Ecotricity reportedly gave EDF until 4pm on 6 July 2009 to respond to its allegations or face legal action.
Why this matters:
Unlike some other countries, the United Kingdom does not generally restrict commercial use of the national flag – use on a marine vessel being a notable exception – or indeed variants of it. So there was no statutory reason why Ecotricity could not choose an all-green Union Flag as its motif.
Would Ecotricity be able to prevent EDF using a similar design? While the design is unlikely to have sufficient originality to benefit from copyright protection, and it appears Ecotricity had not sought trade mark protection, there must be at least an arguable passing off claim. A number of reports cite instances of eco-savvy consumers who were apparently misled into thinking that EDF had linked up with Ecotricity.

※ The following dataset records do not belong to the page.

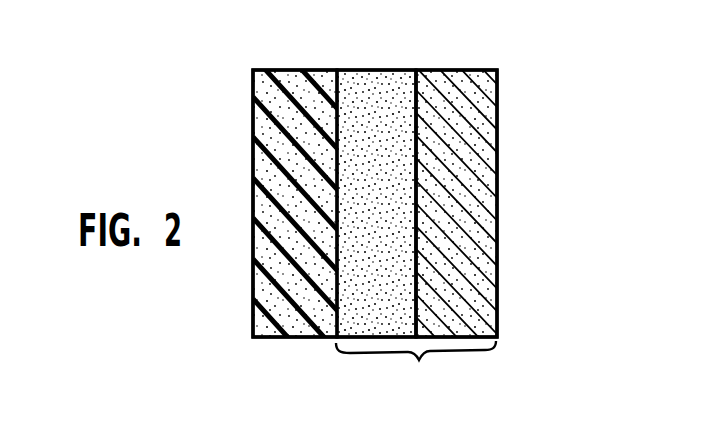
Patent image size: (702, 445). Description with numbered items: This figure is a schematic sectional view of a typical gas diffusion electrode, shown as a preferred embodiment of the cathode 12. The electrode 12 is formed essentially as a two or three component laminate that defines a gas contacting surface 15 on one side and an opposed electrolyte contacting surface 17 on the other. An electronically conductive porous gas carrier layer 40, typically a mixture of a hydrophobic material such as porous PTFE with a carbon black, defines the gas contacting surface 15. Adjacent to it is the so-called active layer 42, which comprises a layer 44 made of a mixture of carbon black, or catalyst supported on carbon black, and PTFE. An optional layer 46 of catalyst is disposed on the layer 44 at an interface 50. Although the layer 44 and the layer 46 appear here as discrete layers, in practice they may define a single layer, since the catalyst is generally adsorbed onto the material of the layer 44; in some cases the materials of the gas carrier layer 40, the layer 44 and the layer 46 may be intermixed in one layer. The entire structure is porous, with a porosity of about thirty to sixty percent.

The cathode 12 is at (457, 56).
The gas contacting surface 15 is at (253, 131).
The electrolyte contacting surface 17 is at (498, 142).
The gas carrier layer 40 is at (255, 273).
The active layer 42 is at (416, 368).
The layer 44 is at (372, 86).
The layer of catalyst 46 is at (470, 262).
The interface 50 is at (421, 87).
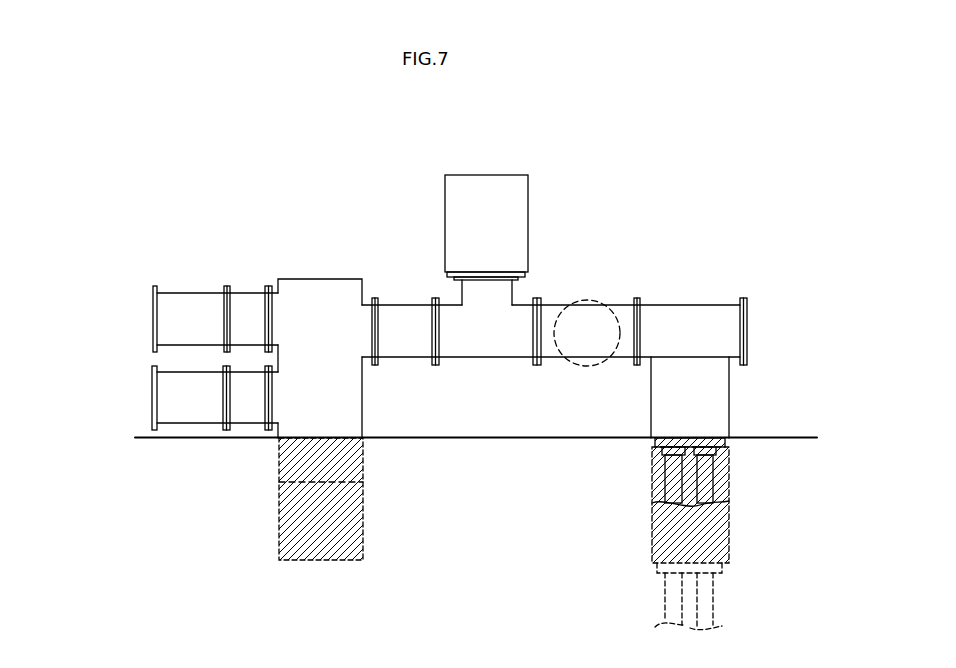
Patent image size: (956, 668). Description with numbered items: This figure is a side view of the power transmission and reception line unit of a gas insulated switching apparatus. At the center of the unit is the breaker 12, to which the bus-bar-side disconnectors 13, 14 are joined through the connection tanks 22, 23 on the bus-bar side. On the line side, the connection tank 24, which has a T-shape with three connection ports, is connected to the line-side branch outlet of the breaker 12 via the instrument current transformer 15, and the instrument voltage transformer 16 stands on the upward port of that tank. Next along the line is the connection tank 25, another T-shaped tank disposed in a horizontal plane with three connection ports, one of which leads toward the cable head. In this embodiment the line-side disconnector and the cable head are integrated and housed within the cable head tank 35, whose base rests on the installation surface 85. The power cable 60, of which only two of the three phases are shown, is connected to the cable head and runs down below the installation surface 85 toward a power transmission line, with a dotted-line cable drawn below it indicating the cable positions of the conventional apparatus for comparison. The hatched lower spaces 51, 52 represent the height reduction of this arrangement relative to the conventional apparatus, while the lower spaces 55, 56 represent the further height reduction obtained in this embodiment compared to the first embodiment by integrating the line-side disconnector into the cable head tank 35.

The breaker 12 is at (363, 390).
The bus-bar-side disconnector 13 is at (180, 372).
The bus-bar-side disconnector 14 is at (192, 292).
The instrument current transformer 15 is at (402, 305).
The instrument voltage transformer 16 is at (487, 174).
The connection tank 22 is at (247, 292).
The connection tank 23 is at (247, 427).
The connection tank 24 is at (487, 358).
The connection tank 25 is at (623, 302).
The cable head tank 35 is at (694, 305).
The lower space 51 is at (363, 520).
The lower space 52 is at (730, 520).
The lower space 55 is at (363, 470).
The lower space 56 is at (730, 470).
The power cable 60 is at (670, 478).
The installation surface 85 is at (778, 436).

Further, to make matters worse from Ecotricity's point of view, EDF has sought to register as trade marks a number of device marks featuring the green Union Flag design. One features the words TEAM GREEN BRITAIN. Another says GREEN BRITAIN DAY. We assume Ecotricity is seeking also to challenge these applications.
Meanwhile, the ASA has reportedly received dozens of complaints about the EDF activity: in some cases on the basis that the ad misleading suggests EDF has strong green credentials (its electricity is predominantly sourced from nuclear power), in other cases on the basis of confusion with Ecotricity and in other cases for misleadingly suggesting EDF are British (EDF – Electricité de France – is French).
Any dispute would clearly be a golden PR opportunity for Ecotricity: a perfect chance to raise the profile of more eco-friendly energy options generally and of Ecotricity in particular. We look forward to following the various strands as this spat progresses.